A top lawyer at the European Court of Justice said Tuesday that Google and other search engines should not have to remove web pages containing personal information from their search indexes.
In a blow for the “right to be forgotten” privacy principle in Europe, the court’s independent Advocate General, Niilo Jaaskinen, said in a formal opinion that websites, not Google, should bear responsibility for information they publish.
Jaaskinen said Google’s search function “does not imply any control over the content included on third party web pages.” His opinion is not binding, but judges will typically follow much of its reasoning when they issue their decision later this year.
Google’s information-indexing system “does not even enable the Internet search engine provider to distinguish between personal data…and other data,” Jaaskinen said.
The Luxembourg-based ECJ was asked to weigh in on the issue after a case in Spain, where the national data-protection agency received complaints from individuals who said personal information from years earlier could be found on a simple internet search.
The Spanish agency decided in their favor, and ordered Google Spain and Google to ensure the information did not come up in search results. Google contested that in a Spanish court, arguing it shouldn’t be put in the position of deciding what pages to censor.
The Spanish agency had invoked the “right to be forgotten,” a principle derived from the idea that European citizens should be allowed control over their own personal data, and not have it stored and made accessible online by large companies.
However, Jaaskinen said that the idea that there is any general “right to be forgotten” is a misunderstanding.
Rather, he said, European individuals have a right to correct wrong information or protest the way their personal information is being used – when they have good grounds.
That “does not entitle a person to restrict or terminate dissemination of personal data that he considers to be harmful or contrary to his interests,” he said.

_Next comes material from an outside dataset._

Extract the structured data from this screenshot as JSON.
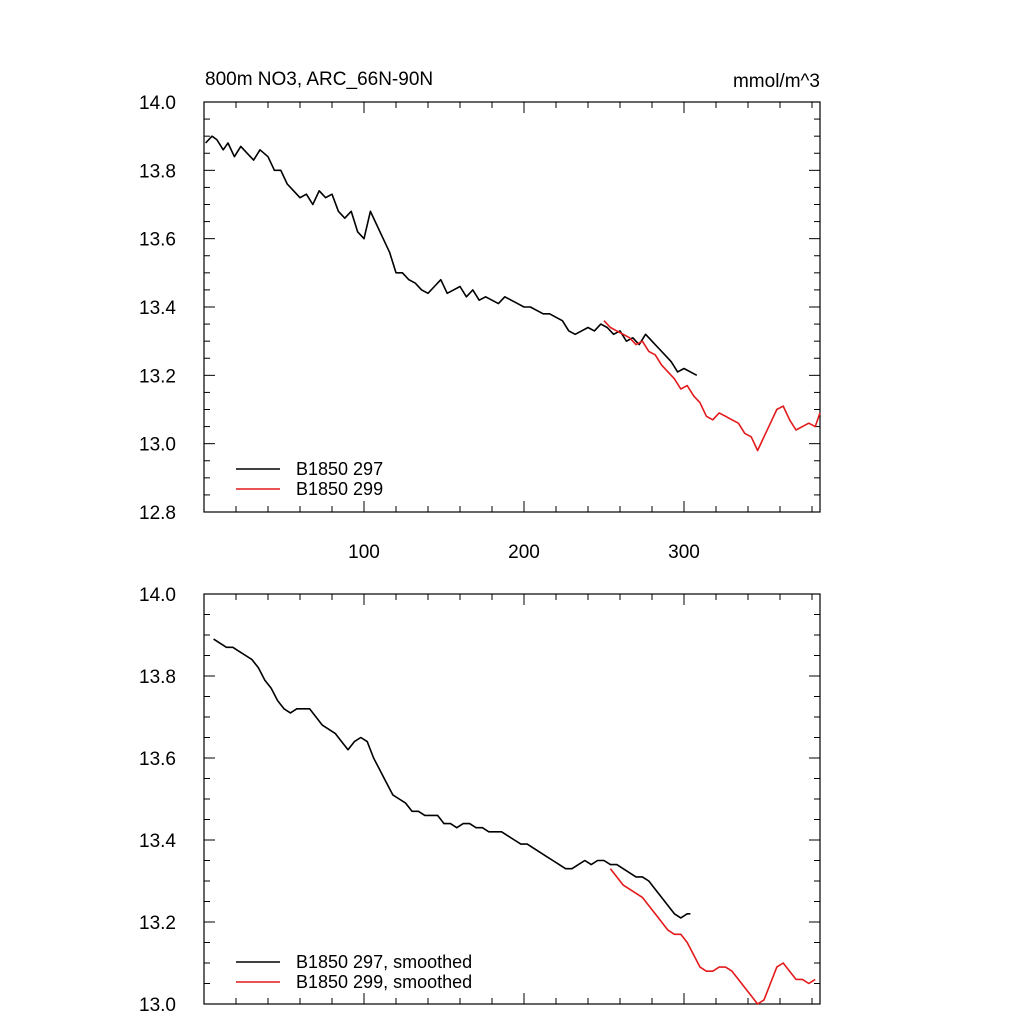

The Spanish data-protection agency said Tuesday it was still studying the ruling and did not have any immediate reaction.
Google, based in Mountain View, California, welcomed Jaaskinen’s opinion.
“We’re glad to see it supports our long-held view that requiring search engines to suppress ‘legitimate and legal information’ would amount to censorship,” said Bill Echikson, who is “Head of Free Expression” for Google in Europe.
Jaaskinen’s opinion did go against Google on one important point: It said that Google or other companies cannot argue they are not subject to local data regulators’ authority because their servers are physically located in another country.
Joe McNamee, Director of European Digital Rights, a digital civil rights group, said the issue of “the right to be forgotten” has been overblown. He said his organization is more concerned with other privacy protections being weakened under a large rewrite of data-protection law currently under debate by the European Parliament.
“The definition of personal data is being changed, consent rights are being weakened, the restrictions on profiling are being undermined and our data is being shipped off to a foreign country,” he said in an email.
Google remains subject to local laws, and it could be forced to take steps amounting to blocking websites that house illegal content, such as those infringing intellectual property or those that display libelous or criminal information.
But Jaaskinen’s opinion noted that when information is legal and in the public domain, blocking it would violate publishers’ rights to freedom of expression.